Password management companies have responded to these fears by promising “zero knowledge” systems in which they claim that credentials are encrypted so that even they cannot access them in an unencrypted state. But a new study by security researchers at ETH Zurich and USI Lugano shows how often these claims crack, or even fail completely, if a malicious insider or hacker is skilled enough to exploit the cryptographic flaws.
The researchers specifically analyzed password managers from Bitwarden, Dashlane and LastPass (although they caution that their findings likely apply to others as well) and found that they could often access user credentials. In some cases, they could access the users’ entire password “vault” or even have the ability to write to these vaults at will. The cryptographic vulnerabilities found varied among password managers and only existed when certain features were enabled, such as key escrow systems that allow password backup and recovery. But they also say many of the flaws they found were relatively simple and show the lack of oversight around password managers’ “zero knowledge” claims. Read the full research paper here.
Virtually no part of American society, it increasingly seems, escaped mention in the recently released emails of the late pedophile and sex trafficker Jeffrey Epstein, including the cybersecurity and technology community represented at the Defcon hacker conference. This week, Defcon officially banned three individuals whose ties to Epstein had been exposed by the Justice Department’s release of incomplete and heavily redacted documents relating to Epstein: cybersecurity entrepreneur Vincent Iozzo, who had already been removed from the website review board of Black Hat, Defcon’s more corporate sister conference, as well as former MIT Media Lab director Joichi Ito and technology investor Pablos Holman. (A spokesperson for Iozzo said the ban was “performative” and not based on any “wrongdoing,” in a statement to TechCrunch, while Holman and Ito did not respond to requests for comment.) All three men had numerous interactions with Epstein, including long after he was exposed as a sex offender and trafficker, both in court and in numerous media reports.
More than twenty years ago, the government domain “freedom.gov” was used to distribute news and information about the “victory” in the Iraq War. Since the domain was re-registered on January 12, after years of inactivity, it has been part of a State Department effort to create an anti-censorship “online portal”, according to a Reuters report this week.

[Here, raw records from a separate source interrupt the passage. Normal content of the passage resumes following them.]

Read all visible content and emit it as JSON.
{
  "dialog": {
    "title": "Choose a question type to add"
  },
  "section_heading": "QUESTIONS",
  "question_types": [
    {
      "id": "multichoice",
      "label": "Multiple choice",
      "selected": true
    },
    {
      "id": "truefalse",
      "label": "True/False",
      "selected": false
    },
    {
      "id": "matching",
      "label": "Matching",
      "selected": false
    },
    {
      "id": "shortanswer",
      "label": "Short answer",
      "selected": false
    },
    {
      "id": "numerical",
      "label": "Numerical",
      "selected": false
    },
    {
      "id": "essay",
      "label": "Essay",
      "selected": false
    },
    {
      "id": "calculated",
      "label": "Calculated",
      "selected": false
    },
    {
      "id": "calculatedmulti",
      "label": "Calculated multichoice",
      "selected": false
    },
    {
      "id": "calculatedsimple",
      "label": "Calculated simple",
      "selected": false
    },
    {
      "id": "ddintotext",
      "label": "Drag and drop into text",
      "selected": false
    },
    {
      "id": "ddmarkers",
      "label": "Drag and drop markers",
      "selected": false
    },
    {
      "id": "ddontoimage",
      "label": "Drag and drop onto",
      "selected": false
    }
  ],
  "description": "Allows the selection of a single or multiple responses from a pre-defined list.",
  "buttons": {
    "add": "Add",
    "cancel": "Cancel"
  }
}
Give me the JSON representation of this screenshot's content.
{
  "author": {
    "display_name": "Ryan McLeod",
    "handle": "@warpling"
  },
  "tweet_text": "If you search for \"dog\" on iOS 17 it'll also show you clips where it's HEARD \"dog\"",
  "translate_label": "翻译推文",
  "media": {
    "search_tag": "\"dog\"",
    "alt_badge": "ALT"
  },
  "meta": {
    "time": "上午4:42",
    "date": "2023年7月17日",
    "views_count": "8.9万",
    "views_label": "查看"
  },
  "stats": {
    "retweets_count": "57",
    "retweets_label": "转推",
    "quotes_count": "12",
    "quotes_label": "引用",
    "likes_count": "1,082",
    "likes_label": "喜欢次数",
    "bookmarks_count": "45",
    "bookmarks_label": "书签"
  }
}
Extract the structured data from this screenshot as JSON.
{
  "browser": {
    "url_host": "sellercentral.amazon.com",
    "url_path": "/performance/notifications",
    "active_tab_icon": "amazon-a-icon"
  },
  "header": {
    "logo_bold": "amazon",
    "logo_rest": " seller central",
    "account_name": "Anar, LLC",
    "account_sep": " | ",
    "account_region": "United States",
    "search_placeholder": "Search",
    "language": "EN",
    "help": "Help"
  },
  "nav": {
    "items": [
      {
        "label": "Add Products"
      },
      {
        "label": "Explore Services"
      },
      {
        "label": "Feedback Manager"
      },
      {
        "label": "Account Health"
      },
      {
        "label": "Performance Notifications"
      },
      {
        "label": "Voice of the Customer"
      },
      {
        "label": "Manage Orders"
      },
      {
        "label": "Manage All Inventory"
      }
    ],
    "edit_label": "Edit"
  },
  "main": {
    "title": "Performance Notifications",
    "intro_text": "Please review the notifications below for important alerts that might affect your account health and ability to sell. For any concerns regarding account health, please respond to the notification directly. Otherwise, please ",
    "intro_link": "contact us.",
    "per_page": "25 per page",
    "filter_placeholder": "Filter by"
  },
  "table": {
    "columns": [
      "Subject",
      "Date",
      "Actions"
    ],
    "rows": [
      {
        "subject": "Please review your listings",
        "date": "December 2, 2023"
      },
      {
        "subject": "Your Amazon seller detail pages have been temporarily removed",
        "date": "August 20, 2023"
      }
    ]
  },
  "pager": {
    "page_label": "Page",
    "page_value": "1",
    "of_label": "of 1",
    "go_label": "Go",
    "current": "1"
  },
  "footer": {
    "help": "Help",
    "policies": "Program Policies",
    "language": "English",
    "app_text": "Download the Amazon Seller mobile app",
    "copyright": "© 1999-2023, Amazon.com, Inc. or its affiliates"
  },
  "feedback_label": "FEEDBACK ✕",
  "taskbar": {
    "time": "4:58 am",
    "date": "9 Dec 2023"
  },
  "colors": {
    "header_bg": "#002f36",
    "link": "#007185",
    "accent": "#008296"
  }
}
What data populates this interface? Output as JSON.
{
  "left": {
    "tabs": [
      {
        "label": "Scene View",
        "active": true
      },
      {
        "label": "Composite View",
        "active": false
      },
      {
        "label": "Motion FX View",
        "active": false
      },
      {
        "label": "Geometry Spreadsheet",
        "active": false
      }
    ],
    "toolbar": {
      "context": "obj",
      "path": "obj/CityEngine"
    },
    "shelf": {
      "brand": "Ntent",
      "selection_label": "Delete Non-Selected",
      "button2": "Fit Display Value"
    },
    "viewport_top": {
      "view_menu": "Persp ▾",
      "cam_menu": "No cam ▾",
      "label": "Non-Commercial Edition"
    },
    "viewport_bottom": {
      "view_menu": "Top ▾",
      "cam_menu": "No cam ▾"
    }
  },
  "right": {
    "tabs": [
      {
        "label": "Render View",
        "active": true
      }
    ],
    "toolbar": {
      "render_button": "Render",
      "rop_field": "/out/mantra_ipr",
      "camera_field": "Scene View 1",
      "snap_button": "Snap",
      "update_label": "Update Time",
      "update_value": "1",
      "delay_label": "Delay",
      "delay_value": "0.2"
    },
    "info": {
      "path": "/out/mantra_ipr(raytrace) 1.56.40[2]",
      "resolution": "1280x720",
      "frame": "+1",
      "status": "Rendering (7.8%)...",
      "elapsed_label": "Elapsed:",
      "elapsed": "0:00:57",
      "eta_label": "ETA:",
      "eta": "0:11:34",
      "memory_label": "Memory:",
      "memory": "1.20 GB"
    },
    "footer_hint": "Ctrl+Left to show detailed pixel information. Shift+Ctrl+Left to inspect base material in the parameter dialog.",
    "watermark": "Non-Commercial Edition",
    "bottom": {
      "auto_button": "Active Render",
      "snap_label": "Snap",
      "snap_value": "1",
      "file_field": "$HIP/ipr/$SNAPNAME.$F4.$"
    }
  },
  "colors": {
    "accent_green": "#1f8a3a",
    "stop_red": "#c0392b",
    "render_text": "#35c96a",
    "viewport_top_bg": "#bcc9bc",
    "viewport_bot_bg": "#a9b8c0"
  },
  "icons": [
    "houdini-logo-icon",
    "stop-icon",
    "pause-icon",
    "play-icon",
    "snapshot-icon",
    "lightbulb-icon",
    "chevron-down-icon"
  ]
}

The report said the portal may have been created to “enable citizens in Europe and beyond” to view content banned by their governments, citing content related to hate speech and terrorism as examples. The website may integrate VPN technology to bypass geolocation blocks. The development of the site, which could help further break down differing internet freedom regimes and political tensions between the United States and Europe, comes at a time when many US government-funded internet freedom programs have been shuttered.